Energy collection wireless sensor duty cycle self-adaptive adjustment method based on fuzzy Q-learning

Technical Field

The invention relates to the technical field of wireless sensors, in particular to a fuzzy Q-learning-based energy collection wireless sensor duty cycle self-adaptive adjustment method.

Background

The wireless sensor network is formed by self-organizing connection of a plurality of sensor nodes in a wireless communication mode, and the wireless sensor nodes with sensing capability serve as communication bodies in the wireless sensor network, and play a great role in the fields of environment monitoring, medical health, intelligent home, industrial control, military national defense and the like by virtue of the characteristics of low cost, low power consumption, multiple functions and the like. The wireless sensor is generally powered by a battery, and if the node is deployed in a severe environment, the battery of each device may be very expensive or unlikely to be charged, so that the service life of the wireless sensor network needs to be prolonged to the maximum extent, and a continuous power supply mode of the wireless sensor node is more feasible by collecting energy from the surrounding environment (sun, wind, vibration and the like) and converting the energy into electric energy.

The wireless sensor can continuously collect energy from the environment to store and supply energy, however, external energy alternately presents random or periodic dynamic changes along with time, so that node energy cannot be kept in a stable state all the time, if the energy collection rate is too fast, the actual consumed energy of the wireless sensor node is far lower than the collected energy, the collection and energy storage equipment can be damaged too fast, and if the energy collection rate is too low, the wireless sensor node can die due to energy consumption, so that the data safety of the whole wireless sensor network is affected.

Disclosure of Invention

In view of the above, the invention provides a fuzzy Q-learning-based energy collection wireless sensor duty cycle self-adaptive adjustment method, which is used for solving the problems of excessively fast breakage of collection and energy storage equipment and energy exhaustion of wireless sensor nodes caused by excessively high energy collection rate by adjusting the duty cycle to adapt to the energy collection rate.

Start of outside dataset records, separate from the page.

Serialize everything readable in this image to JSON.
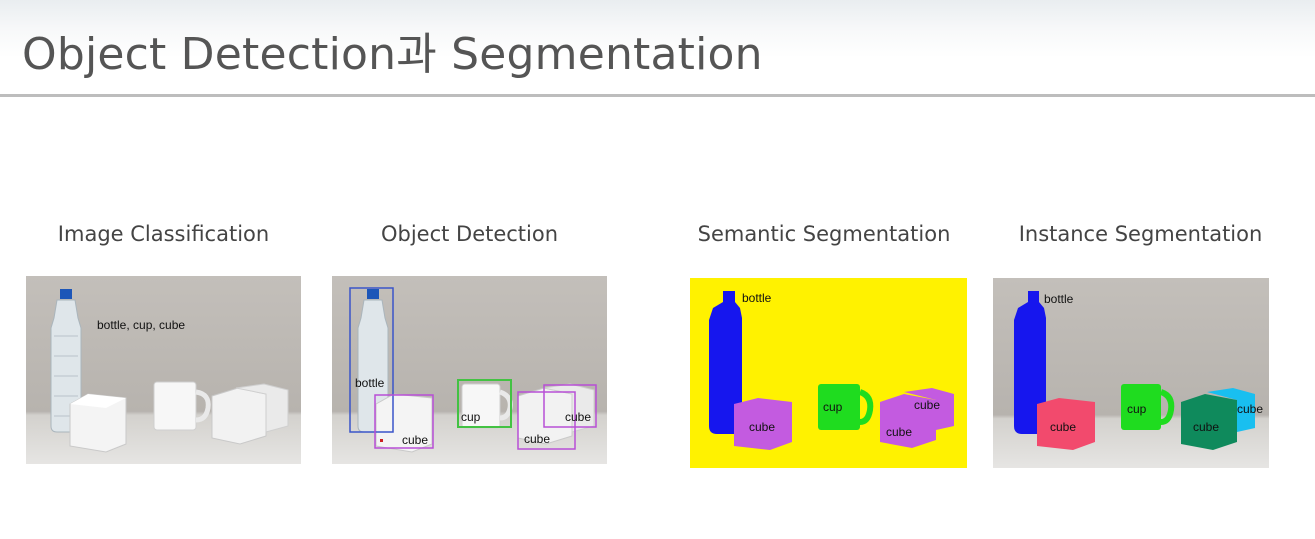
{
  "slide": {
    "title": "Object Detection과 Segmentation"
  },
  "panels": [
    {
      "label": "Image Classification",
      "caption": "bottle, cup, cube"
    },
    {
      "label": "Object Detection",
      "tags": [
        "bottle",
        "cup",
        "cube",
        "cube",
        "cube"
      ]
    },
    {
      "label": "Semantic Segmentation",
      "tags": [
        "bottle",
        "cup",
        "cube",
        "cube",
        "cube"
      ]
    },
    {
      "label": "Instance Segmentation",
      "tags": [
        "bottle",
        "cup",
        "cube",
        "cube",
        "cube"
      ]
    }
  ],
  "colors": {
    "bottle_mask": "#1616ee",
    "cup_mask": "#1fdc1f",
    "semantic_cube": "#c35be0",
    "semantic_background": "#fff200",
    "instance_cube_1": "#f24a6d",
    "instance_cube_2": "#0f8a5c",
    "instance_cube_3": "#19bff0",
    "box_bottle": "#3a55c9",
    "box_cup": "#43c243",
    "box_cube": "#b84fd6"
  }
}
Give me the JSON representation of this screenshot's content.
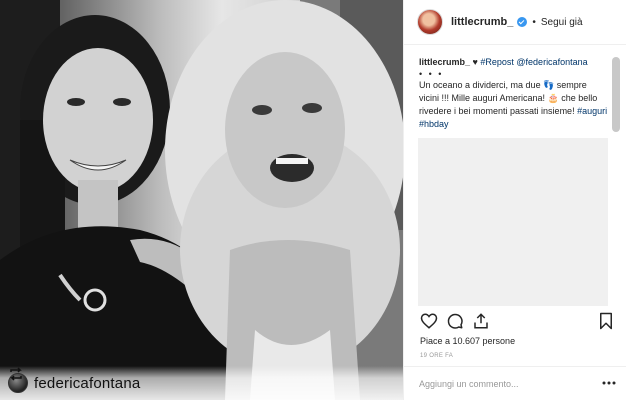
{
  "repost": {
    "username": "federicafontana"
  },
  "header": {
    "username": "littlecrumb_",
    "follow_label": "Segui già"
  },
  "caption": {
    "username": "littlecrumb_",
    "heart": "♥",
    "repost_tag": "#Repost @federicafontana",
    "dots": "• • •",
    "text_1": "Un oceano a dividerci, ma due 👣 sempre vicini !!! Mille auguri Americana! 🎂 che bello rivedere i bei momenti passati insieme!",
    "hashtag_1": "#auguri",
    "hashtag_2": "#hbday"
  },
  "stats": {
    "likes_text": "Piace a 10.607 persone",
    "time_text": "19 ORE FA"
  },
  "comment": {
    "placeholder": "Aggiungi un commento..."
  },
  "icons": {
    "heart": "heart-icon",
    "comment": "comment-icon",
    "share": "share-icon",
    "bookmark": "bookmark-icon",
    "more": "more-icon",
    "repost": "repost-icon"
  },
  "colors": {
    "link": "#003569",
    "verified": "#3897f0",
    "muted": "#999999"
  }
}
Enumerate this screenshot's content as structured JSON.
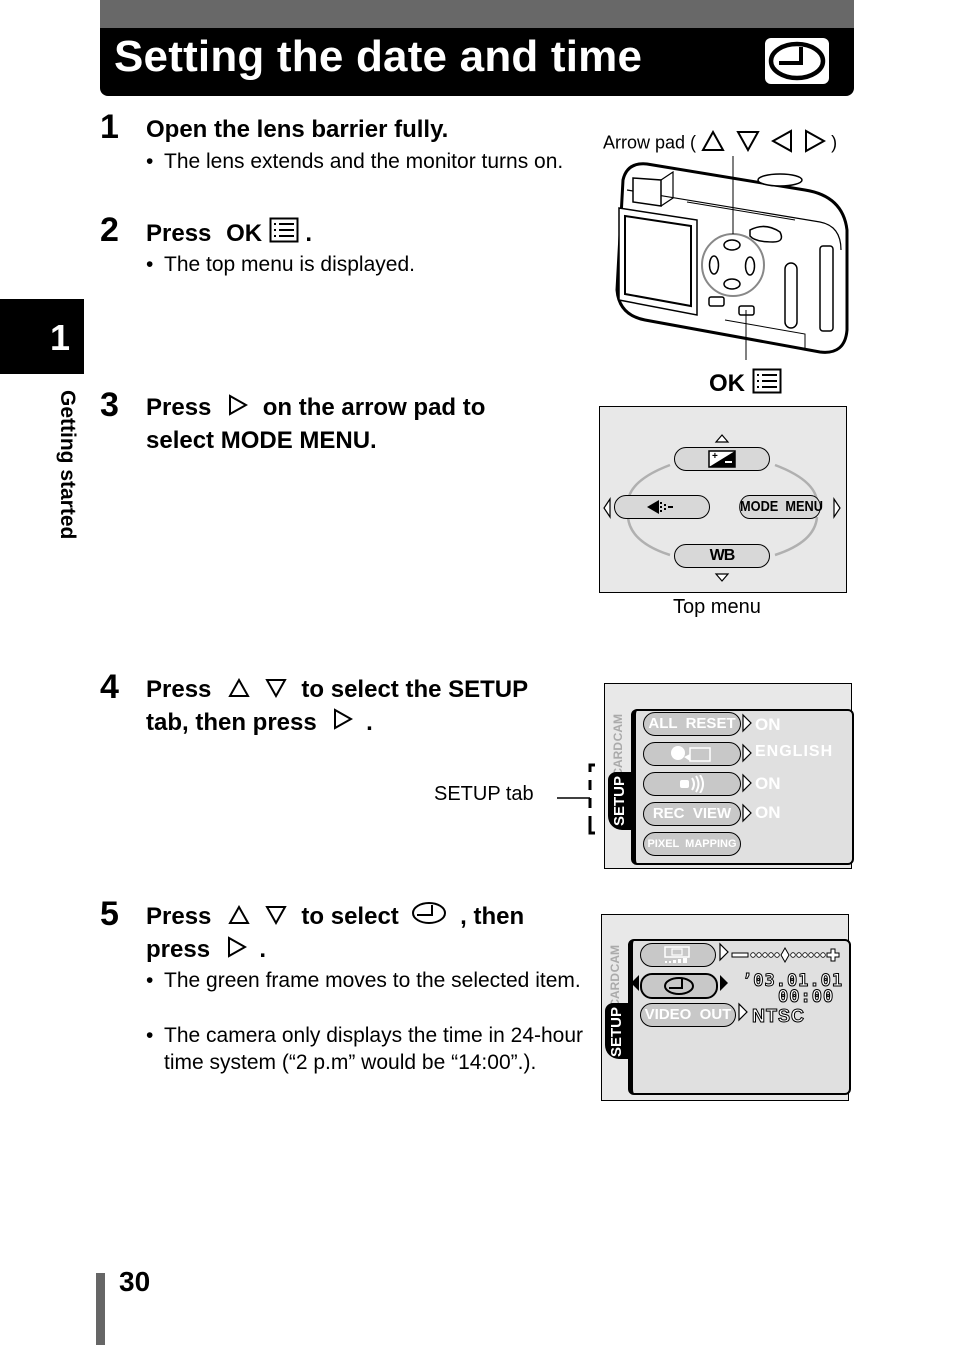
{
  "header": {
    "title": "Setting the date and time",
    "icon": "clock-icon"
  },
  "chapter": {
    "number": "1",
    "label": "Getting started"
  },
  "steps": [
    {
      "number": "1",
      "heading": "Open the lens barrier fully.",
      "bullets": [
        "The lens extends and the monitor turns on."
      ]
    },
    {
      "number": "2",
      "heading_prefix": "Press",
      "heading_key": "OK",
      "heading_suffix": ".",
      "bullets": [
        "The top menu is displayed."
      ]
    },
    {
      "number": "3",
      "heading_prefix": "Press",
      "heading_suffix_line1": "on the arrow pad to",
      "heading_line2": "select MODE MENU."
    },
    {
      "number": "4",
      "heading_prefix": "Press",
      "heading_suffix_line1": "to select the SETUP",
      "heading_line2_prefix": "tab, then press",
      "heading_line2_suffix": "."
    },
    {
      "number": "5",
      "heading_prefix": "Press",
      "heading_mid": "to select",
      "heading_suffix": ", then",
      "heading_line2_prefix": "press",
      "heading_line2_suffix": ".",
      "bullets": [
        "The green frame moves to the selected item.",
        "The camera only displays the time in 24-hour time system (“2 p.m” would be “14:00”.)."
      ]
    }
  ],
  "camera_figure": {
    "arrow_pad_label_prefix": "Arrow pad (",
    "arrow_pad_label_suffix": ")",
    "ok_label": "OK"
  },
  "top_menu_figure": {
    "caption": "Top menu",
    "items": {
      "top": "exposure-compensation-icon",
      "left": "flash-mode-icon",
      "right": "MODE  MENU",
      "bottom": "WB"
    }
  },
  "setup_figure": {
    "callout": "SETUP tab",
    "tabs": [
      "CAM",
      "CARD",
      "SETUP"
    ],
    "rows": [
      {
        "label": "ALL  RESET",
        "value": "ON"
      },
      {
        "label": "language-icon",
        "value": "ENGLISH"
      },
      {
        "label": "beep-icon",
        "value": "ON"
      },
      {
        "label": "REC  VIEW",
        "value": "ON"
      },
      {
        "label": "PIXEL  MAPPING",
        "value": ""
      }
    ]
  },
  "datetime_figure": {
    "tabs": [
      "CAM",
      "CARD",
      "SETUP"
    ],
    "rows": [
      {
        "label": "monitor-brightness-icon",
        "value": "brightness-slider"
      },
      {
        "label": "clock-icon",
        "value_date": "’03.01.01",
        "value_time": "00:00"
      },
      {
        "label": "VIDEO  OUT",
        "value": "NTSC"
      }
    ],
    "brightness_level": 0.5
  },
  "footer": {
    "page_number": "30"
  }
}
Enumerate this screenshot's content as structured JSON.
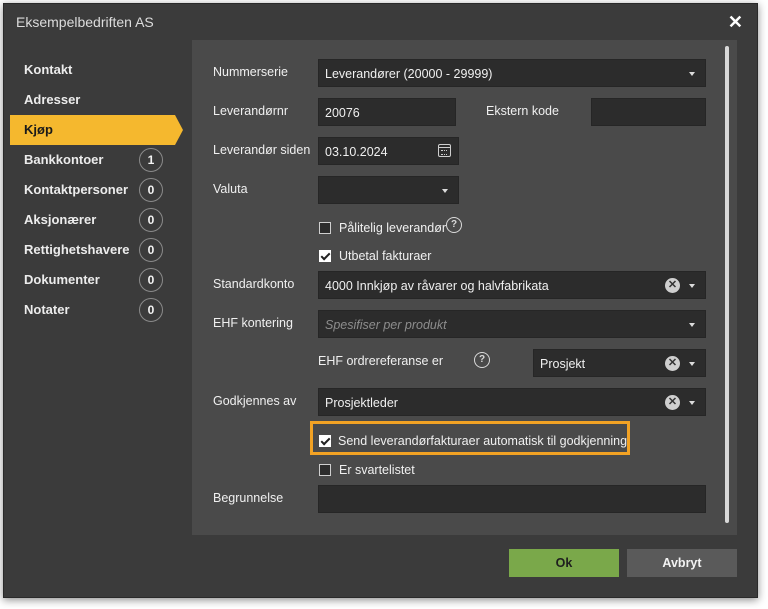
{
  "dialog": {
    "title": "Eksempelbedriften AS"
  },
  "nav": [
    {
      "label": "Kontakt",
      "badge": null
    },
    {
      "label": "Adresser",
      "badge": null
    },
    {
      "label": "Kjøp",
      "badge": null
    },
    {
      "label": "Bankkontoer",
      "badge": "1"
    },
    {
      "label": "Kontaktpersoner",
      "badge": "0"
    },
    {
      "label": "Aksjonærer",
      "badge": "0"
    },
    {
      "label": "Rettighetshavere",
      "badge": "0"
    },
    {
      "label": "Dokumenter",
      "badge": "0"
    },
    {
      "label": "Notater",
      "badge": "0"
    }
  ],
  "form": {
    "nummerserie": {
      "label": "Nummerserie",
      "value": "Leverandører (20000 - 29999)"
    },
    "leverandornr": {
      "label": "Leverandørnr",
      "value": "20076"
    },
    "ekstern_kode": {
      "label": "Ekstern kode",
      "value": ""
    },
    "leverandor_siden": {
      "label": "Leverandør siden",
      "value": "03.10.2024"
    },
    "valuta": {
      "label": "Valuta",
      "value": ""
    },
    "palitelig": {
      "label": "Pålitelig leverandør",
      "checked": false
    },
    "utbetal": {
      "label": "Utbetal fakturaer",
      "checked": true
    },
    "standardkonto": {
      "label": "Standardkonto",
      "value": "4000 Innkjøp av råvarer og halvfabrikata"
    },
    "ehf_kontering": {
      "label": "EHF kontering",
      "placeholder": "Spesifiser per produkt"
    },
    "ehf_ordrereferanse": {
      "label": "EHF ordrereferanse er",
      "value": "Prosjekt"
    },
    "godkjennes_av": {
      "label": "Godkjennes av",
      "value": "Prosjektleder"
    },
    "send_automatisk": {
      "label": "Send leverandørfakturaer automatisk til godkjenning",
      "checked": true
    },
    "svartelistet": {
      "label": "Er svartelistet",
      "checked": false
    },
    "begrunnelse": {
      "label": "Begrunnelse",
      "value": ""
    }
  },
  "buttons": {
    "ok": "Ok",
    "cancel": "Avbryt"
  },
  "colors": {
    "accent": "#f5b82e",
    "highlight": "#f2a224",
    "ok": "#7aa84a"
  },
  "icons": {
    "close": "close-icon",
    "help": "help-icon",
    "calendar": "calendar-icon",
    "clear": "clear-icon",
    "dropdown": "chevron-down-icon"
  }
}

The technical scheme adopted by the embodiment of the invention for solving the technical problems is as follows:

An energy harvesting wireless sensor duty cycle self-adaptive adjustment method based on fuzzy Q-learning, comprising:

Step S1, a wireless sensor energy management model < S, A, P _sa, R > is established, wherein S is a state space set, A is a node sleep action space set, P _sa is a probability distribution set that each state S _i in S is transferred to the next state S _i' through an action a _j, R is a reward function, S _i∈S,s_i′∈S,i∈[1,I],a_j epsilon A, j epsilon [1, M ];

Step S2, a Q table is established, the value in the Q table is recorded as Q (S _ki,a_j), the Q table is initialized, wherein the Q-learning duration is specified as T _total, the single-round duration is specified as T _episode, the updating interval duration is delta T, and S _ki is that a fuzzy rule k is adopted after the S _i input fuzzy inference system;

Step S3, a state space S _t,S_t＝[E_h(t),S_v(t)],S_t∈S,S_t＝s_i of a node at a time t is obtained, wherein E _h (t) represents energy collected by an energy collecting unit of the node at the time t, and S _v (t) represents super capacitor voltage of a wireless sensor at the time t;

S4, calculating triggering strength omega _ki of triggering the fuzzy rule k by the S _t through the fuzzy inference system, wherein k is E [1, N ];

S5, selecting an action a _j which is activated correspondingly by the fuzzy rule k from the A according to an epsilon-greedy strategy;

step S6, calculating an environmental reward R (S _i,a_j) for the S _t to execute the action a _j based on the reward function R, and further updating the Q (S _ki,a_j) in the Q table according to the environmental reward R (S _i,a_j);

Step S7, calculating a duty ratio replacement value d ^c (t) of the node at the time t based on the a _j and the trigger intensity ω _ki;

Step S8, modifying the duty ratio of the node to d ^c (t) and entering the time t+1 to obtain a new state space S _t+1,S_t+1＝[E_h(t+1),S_v(t+1)],S_t+1∈S,S_t+1＝s_i';

Step S9, returning to step S4, performing a duty cycle adjustment operation according to the new state space S _t+1 as input, and repeating steps S4-S8 until the learning time reaches the learning duration T _total.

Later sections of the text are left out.